Thematic Modelling of News Archive from University Website
This dataset contains a set of files illustrating successive steps of thematic modeling for news line’s text docs. The file "etalon export_file.csv" presents 2000 Russian language news records, which is a part of the archive of the university website sstu.ru. Each record has a numerical record identifier, head of news, and code of news in HTML format. The excel-file "News_tokens.xlsx" contains information about extracted tokens for news records after text processing. Text processing included tag eliminating, text cleaning, and word stemming as usual. The file column values are: "Record number", "Identifier of news", Head of news", "Number of words in the news", "Number of unique tokens in news", and "List of news tokens". Then, thematic modeling was done for news in a Vowpal Wabbit format based on the probabilistic distribution of keywords in the text. The results of thematic modeling via the BigARTM platform (https://github.com/bigartm/bigartm, doi:10.5281/zenodo.288960) are presented in the files "phi_matrix.xlsx" and "theta_matrix.xlsx". After a series of experiments six topics were identified.

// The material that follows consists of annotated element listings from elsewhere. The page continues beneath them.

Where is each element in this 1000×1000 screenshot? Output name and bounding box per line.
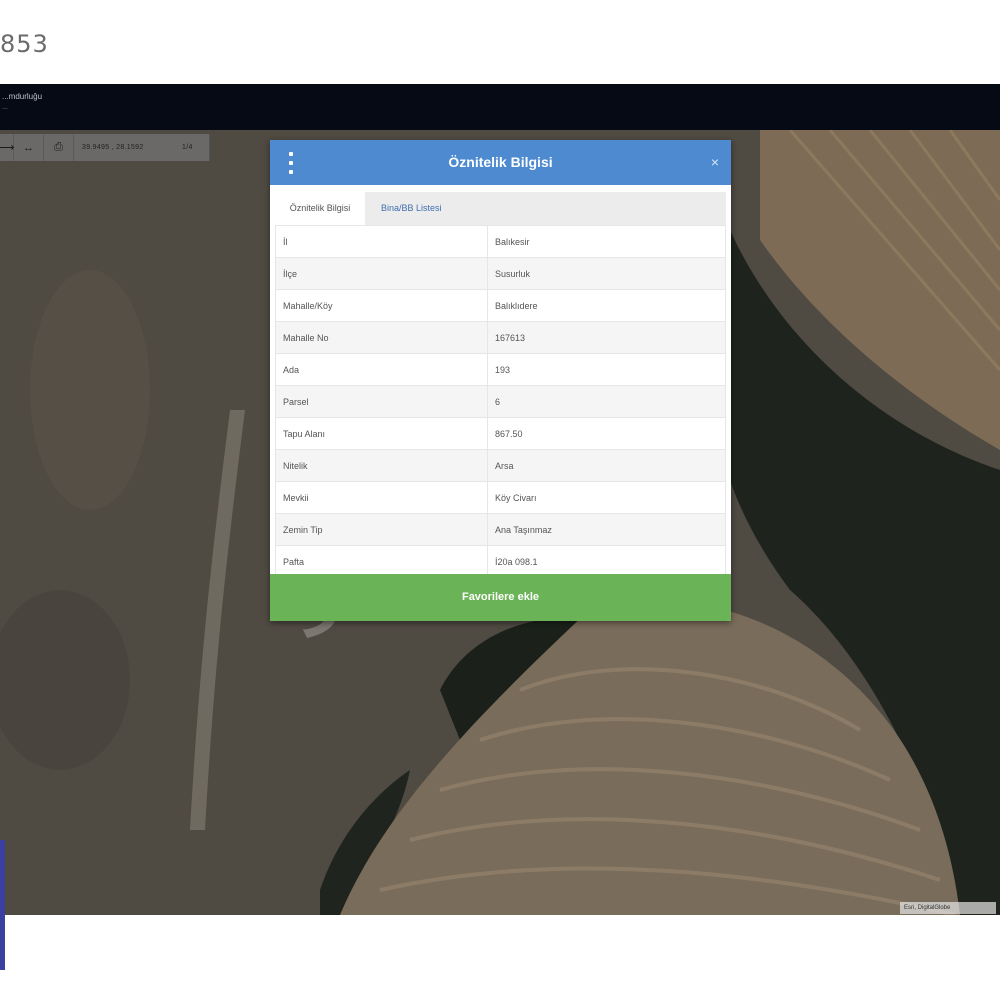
app-title: ...mdurluğu: [2, 92, 43, 101]
listing-number: 853: [0, 30, 49, 58]
dialog-title: Öznitelik Bilgisi: [448, 154, 553, 170]
row-key: Mahalle No: [275, 321, 488, 354]
row-value: 167613: [487, 321, 726, 354]
row-value: Balıklıdere: [487, 289, 726, 322]
arrow-icon[interactable]: ⟶: [0, 134, 14, 161]
table-row: Parsel 6: [275, 385, 726, 418]
row-key: Nitelik: [275, 449, 488, 482]
table-row: Mevkii Köy Civarı: [275, 481, 726, 514]
row-value: Arsa: [487, 449, 726, 482]
dialog-header: Öznitelik Bilgisi ×: [270, 140, 731, 185]
app-header: ...mdurluğu ...: [0, 84, 1000, 130]
table-row: Ada 193: [275, 353, 726, 386]
coordinate-readout: 39.9495 , 28.1592: [82, 144, 144, 151]
tab-building-list[interactable]: Bina/BB Listesi: [371, 192, 452, 225]
app-subtitle: ...: [2, 104, 8, 111]
table-row: Nitelik Arsa: [275, 449, 726, 482]
tab-attribute-info[interactable]: Öznitelik Bilgisi: [275, 192, 365, 225]
row-key: Mahalle/Köy: [275, 289, 488, 322]
row-value: Susurluk: [487, 257, 726, 290]
row-key: Mevkii: [275, 481, 488, 514]
row-value: 193: [487, 353, 726, 386]
row-key: Parsel: [275, 385, 488, 418]
close-icon[interactable]: ×: [711, 152, 719, 172]
row-value: Ana Taşınmaz: [487, 513, 726, 546]
map-attribution: Esri, DigitalGlobe: [900, 902, 996, 914]
measure-icon[interactable]: ↔: [14, 134, 44, 161]
table-row: Mahalle No 167613: [275, 321, 726, 354]
row-value: 867.50: [487, 417, 726, 450]
row-value: Köy Civarı: [487, 481, 726, 514]
table-row: Tapu Alanı 867.50: [275, 417, 726, 450]
row-key: İlçe: [275, 257, 488, 290]
table-row: Zemin Tip Ana Taşınmaz: [275, 513, 726, 546]
side-accent-bar: [0, 840, 5, 970]
row-value: Balıkesir: [487, 225, 726, 258]
row-value: İ20a 098.1: [487, 545, 726, 578]
add-to-favorites-button[interactable]: Favorilere ekle: [270, 574, 731, 621]
row-key: Ada: [275, 353, 488, 386]
attribute-table: İl Balıkesir İlçe Susurluk Mahalle/Köy Balı…: [275, 225, 726, 578]
attribute-info-dialog: Öznitelik Bilgisi × Öznitelik Bilgisi Bi…: [270, 140, 731, 621]
row-key: Tapu Alanı: [275, 417, 488, 450]
dialog-tabs: Öznitelik Bilgisi Bina/BB Listesi: [275, 192, 726, 225]
page: 853 ...mdurluğu ... ⟶ ↔ ⎙ 39.9495 , 28.1…: [0, 0, 1000, 1000]
row-value: 6: [487, 385, 726, 418]
map-toolbar: ⟶ ↔ ⎙ 39.9495 , 28.1592 1/4: [0, 134, 210, 161]
table-row: Pafta İ20a 098.1: [275, 545, 726, 578]
table-row: Mahalle/Köy Balıklıdere: [275, 289, 726, 322]
table-row: İlçe Susurluk: [275, 257, 726, 290]
print-icon[interactable]: ⎙: [44, 134, 74, 161]
row-key: Pafta: [275, 545, 488, 578]
row-key: İl: [275, 225, 488, 258]
scale-readout: 1/4: [182, 144, 193, 151]
table-row: İl Balıkesir: [275, 225, 726, 258]
row-key: Zemin Tip: [275, 513, 488, 546]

Each of the 2000 lines in the "Theta_matrix" defines the probability of relevant news documents belonging to six topics. In the "Phi_matrix" we see the topic's probabilities for tokens. Under consideration of most frequent tokens (keywords) for each topic, the names for the topics were formulated as follows: "Events", "Holidays", "Science and Innovations", "Educational and Scientific Activities", "Student Competitions", '"Admission Campaign". To determine the most significant topics for news, the probability values in "Theta_matrix" greater than some specially calculated bound were rounded to 1, i.e., the defuzzification of news distribution had been done. The Venn diagram on the picture in file "Venn_diagram.png" illustrates the belonging of news docs to the topics. The multiple sets visualization was performed using the "supervenn" package (https://github.com/gecko984/supervenn/tree/v0.3.1, doi:10.5281/zenodo.4016732). Thus, the dataset of Newsline's docs can be used for educational purposes and science research in text processing, machine learning fields. The full archive of news for 2009-2021 years, scrambled from the site www.sstu.ru, is in the file “News_Articles.csv”, which may be useful for further investigations in data modeling as well as in sociological sciences.
Steps to reproduce
he content of the basic file "etalon export_file.csv" is part of the news archive of Saratov State Technical University, which is accessible from the webpage www.sstu.ru/news/ via HTTPS-protocol. The basic file was provided by the IT department of SSTU in CSV format, the full archive of news for 2009-2021 years “News_Articles.csv” had been scrambled from the news webpage of the site. These files are for use in teaching and science research only.